Protean Manifestations of Pylethrombosis

Abstract
Thirty-four adult patients with portomesenteric venous occlusion (PVO) were reviewed. In 11 with hepatic cirrhosis, PVO was usually heralded by worsening ascites often with varix hemorrhage; mortality was high. Four with isolated portal block had varix hemorrhage without ascites. All of these patients survived despite recurrent hematemesis when portal decompression was not feasible in 2 patients. Eight others (5 agnogenic and 3 with hypercoagulability) experienced sudden abdominal pain with a clot typically propagated into mesenteric tributaries with ileojejunal infarction; survival was related to the promptness of operation and the extent of bowel ischemia.

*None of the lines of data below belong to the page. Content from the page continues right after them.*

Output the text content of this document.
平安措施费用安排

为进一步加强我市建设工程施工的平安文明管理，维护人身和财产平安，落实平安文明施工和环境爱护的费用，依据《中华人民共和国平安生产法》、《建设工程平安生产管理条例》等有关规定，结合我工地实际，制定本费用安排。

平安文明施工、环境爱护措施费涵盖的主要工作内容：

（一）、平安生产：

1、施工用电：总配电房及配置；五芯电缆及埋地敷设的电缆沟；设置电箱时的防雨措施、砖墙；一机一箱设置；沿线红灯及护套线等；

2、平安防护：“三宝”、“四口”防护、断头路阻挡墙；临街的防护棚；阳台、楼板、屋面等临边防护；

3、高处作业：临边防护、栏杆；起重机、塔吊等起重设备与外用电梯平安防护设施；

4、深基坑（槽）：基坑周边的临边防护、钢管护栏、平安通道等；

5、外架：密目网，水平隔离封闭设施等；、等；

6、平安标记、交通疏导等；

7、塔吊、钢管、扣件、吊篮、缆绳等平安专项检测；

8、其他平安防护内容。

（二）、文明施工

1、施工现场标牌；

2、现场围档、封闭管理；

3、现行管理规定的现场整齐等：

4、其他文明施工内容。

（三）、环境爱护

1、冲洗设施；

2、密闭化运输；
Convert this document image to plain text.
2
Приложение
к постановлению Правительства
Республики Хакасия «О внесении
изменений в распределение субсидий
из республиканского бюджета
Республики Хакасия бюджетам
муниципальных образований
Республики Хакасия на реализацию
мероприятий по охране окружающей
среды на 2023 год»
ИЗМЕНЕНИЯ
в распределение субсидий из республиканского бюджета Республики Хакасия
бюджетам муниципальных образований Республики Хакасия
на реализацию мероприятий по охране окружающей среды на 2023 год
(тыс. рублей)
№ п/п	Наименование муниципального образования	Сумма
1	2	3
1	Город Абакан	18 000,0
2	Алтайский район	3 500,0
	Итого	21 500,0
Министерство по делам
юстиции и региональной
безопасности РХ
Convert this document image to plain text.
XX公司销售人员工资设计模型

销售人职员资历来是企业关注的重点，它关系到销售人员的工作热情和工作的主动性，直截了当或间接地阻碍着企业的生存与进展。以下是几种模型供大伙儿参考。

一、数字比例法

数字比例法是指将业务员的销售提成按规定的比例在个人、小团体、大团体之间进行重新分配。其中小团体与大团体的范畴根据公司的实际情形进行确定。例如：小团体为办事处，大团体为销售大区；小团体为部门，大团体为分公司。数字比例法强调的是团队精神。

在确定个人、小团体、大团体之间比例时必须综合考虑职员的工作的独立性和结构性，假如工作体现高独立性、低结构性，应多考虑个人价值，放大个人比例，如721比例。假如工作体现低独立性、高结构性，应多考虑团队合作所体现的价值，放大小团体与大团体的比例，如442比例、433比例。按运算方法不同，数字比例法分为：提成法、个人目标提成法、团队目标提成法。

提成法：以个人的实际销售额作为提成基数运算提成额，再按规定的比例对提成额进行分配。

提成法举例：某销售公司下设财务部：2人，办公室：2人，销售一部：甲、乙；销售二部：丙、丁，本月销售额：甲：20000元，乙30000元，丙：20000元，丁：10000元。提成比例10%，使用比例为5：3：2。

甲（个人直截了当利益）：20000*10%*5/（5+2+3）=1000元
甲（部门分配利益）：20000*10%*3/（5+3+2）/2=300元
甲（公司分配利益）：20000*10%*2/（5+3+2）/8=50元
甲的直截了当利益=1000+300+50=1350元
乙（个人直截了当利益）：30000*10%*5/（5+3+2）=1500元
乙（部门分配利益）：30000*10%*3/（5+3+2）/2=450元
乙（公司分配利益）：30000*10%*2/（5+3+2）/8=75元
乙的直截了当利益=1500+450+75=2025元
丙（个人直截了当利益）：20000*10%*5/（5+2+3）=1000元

Of 5 patients with intraabdominal sepsis and pylephlebitis, only 1 survived. In the final 6 patients, PVO occurred with intraabdominal carcinoma. Five had progressive ascites, cachexia and an early death. Imaging techniques included plain and contrast roentgenograms, ultrasonography and for definitive diagnosis direct portography (operative or splenoportogram), indirect portography (splanchnic arteriovenogram) and computed tomography. Thirteen of 34 patients had ascites and, in 9 of 11 patients examined, protein concentration of ascitic fluid was extremely low (< 0.6 g/dl). Clinical presentation of PVO varies, depending on acuteness and extent of visceral venous blockade, severity of portal hypertension, auxilliary venous collateralization and regional lymph flow. Inciting factors include endothelial damage and blood hypercoagulability from trauma, infection, stagnant circulation, blood dyscrasia and malignancy. Improved imaging now allows early diagnosis.